When discussing his youthful appearance despite his advancing age, D'Souza emphasizes that he avoids acknowledging his age, believing that one's mindset plays a crucial role. According to D'Souza, once an individual perceives themselves as old, they have already surrendered. He asserts that he never used wigs while portraying lead roles as a hero, even when his hair turned grey. D'Souza points out that English actors with limited hair are still cast in heroic roles, supporting his choice. The only instances D'Souza wore wigs were when a character necessitated it, particularly in dual roles. Additionally, he expressed an interest in becoming a teacher if he had not achieved success as a tiatrist.
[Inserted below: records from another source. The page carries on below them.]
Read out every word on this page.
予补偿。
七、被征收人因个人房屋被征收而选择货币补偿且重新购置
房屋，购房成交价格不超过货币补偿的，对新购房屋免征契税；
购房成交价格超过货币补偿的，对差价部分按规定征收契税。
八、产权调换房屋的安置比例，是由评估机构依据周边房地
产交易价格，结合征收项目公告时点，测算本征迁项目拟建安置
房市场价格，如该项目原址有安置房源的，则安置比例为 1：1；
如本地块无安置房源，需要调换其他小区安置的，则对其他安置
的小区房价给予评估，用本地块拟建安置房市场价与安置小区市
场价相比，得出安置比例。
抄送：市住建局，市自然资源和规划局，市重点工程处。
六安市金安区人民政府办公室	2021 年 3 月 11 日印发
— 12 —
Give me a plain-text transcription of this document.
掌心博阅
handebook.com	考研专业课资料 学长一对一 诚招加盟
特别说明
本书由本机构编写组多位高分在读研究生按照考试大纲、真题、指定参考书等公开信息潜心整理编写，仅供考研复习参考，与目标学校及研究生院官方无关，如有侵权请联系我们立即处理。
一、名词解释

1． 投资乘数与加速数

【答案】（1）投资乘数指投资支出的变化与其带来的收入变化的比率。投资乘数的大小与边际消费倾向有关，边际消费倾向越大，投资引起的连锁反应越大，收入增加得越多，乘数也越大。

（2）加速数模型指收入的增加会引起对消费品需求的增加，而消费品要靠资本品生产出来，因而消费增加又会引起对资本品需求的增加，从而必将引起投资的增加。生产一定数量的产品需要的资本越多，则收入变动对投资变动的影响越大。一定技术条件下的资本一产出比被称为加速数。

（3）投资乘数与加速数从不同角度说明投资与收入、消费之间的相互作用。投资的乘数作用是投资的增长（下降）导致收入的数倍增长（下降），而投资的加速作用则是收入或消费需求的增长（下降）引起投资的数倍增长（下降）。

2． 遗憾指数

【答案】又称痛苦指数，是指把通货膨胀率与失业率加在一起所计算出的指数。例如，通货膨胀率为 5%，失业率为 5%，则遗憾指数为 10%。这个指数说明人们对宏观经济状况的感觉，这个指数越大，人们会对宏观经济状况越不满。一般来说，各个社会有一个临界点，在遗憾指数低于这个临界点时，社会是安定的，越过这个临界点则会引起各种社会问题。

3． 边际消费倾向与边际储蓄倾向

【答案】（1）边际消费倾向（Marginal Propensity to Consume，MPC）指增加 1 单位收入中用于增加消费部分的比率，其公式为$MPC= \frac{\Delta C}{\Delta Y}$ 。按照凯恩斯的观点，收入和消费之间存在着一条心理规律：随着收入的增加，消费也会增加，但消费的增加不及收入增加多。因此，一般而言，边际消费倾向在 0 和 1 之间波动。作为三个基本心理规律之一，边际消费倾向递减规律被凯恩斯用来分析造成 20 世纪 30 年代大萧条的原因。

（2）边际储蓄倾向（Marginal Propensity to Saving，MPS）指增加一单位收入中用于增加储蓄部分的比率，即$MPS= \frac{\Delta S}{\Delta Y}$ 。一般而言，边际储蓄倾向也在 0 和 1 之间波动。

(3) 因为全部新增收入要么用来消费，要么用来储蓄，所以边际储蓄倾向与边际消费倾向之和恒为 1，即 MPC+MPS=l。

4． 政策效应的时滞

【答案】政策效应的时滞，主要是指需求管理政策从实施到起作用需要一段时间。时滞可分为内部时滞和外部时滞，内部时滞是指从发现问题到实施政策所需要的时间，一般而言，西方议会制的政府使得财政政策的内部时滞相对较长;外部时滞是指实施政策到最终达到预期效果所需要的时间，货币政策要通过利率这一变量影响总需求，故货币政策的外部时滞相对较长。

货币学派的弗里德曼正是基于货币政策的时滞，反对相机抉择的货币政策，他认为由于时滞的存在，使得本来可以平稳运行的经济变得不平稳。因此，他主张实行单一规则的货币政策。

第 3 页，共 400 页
D'Souza also finds joy in being classified as a senior citizen after turning 60, citing government benefits and programs as contributing factors.

D'Souza obtained a Bachelor of Arts and a Bachelor of Education degrees after completing his studies primarily in Bombay during his early years. He attended St. Xavier's School in Bombay where he had classmates such as Jalal Agha, Arup Ganguly (son of Ashok Kumar), and Vijay Sippy, brother of Ramesh Sippy (known for Sholay), who recognized his talents in dramatics, elocution, and debates. His sister Carmen is a former Konkani singer and actress. D'Souza is married to Margaret, a homemaker, and they have three children together: two sons named Luis and Clint, and a daughter named Jennifer. As of 2018, he resides in Olaulim village, his ancestral home. D'Souza also served as the godfather to Clarence, son of Konkani actor C. Alvares.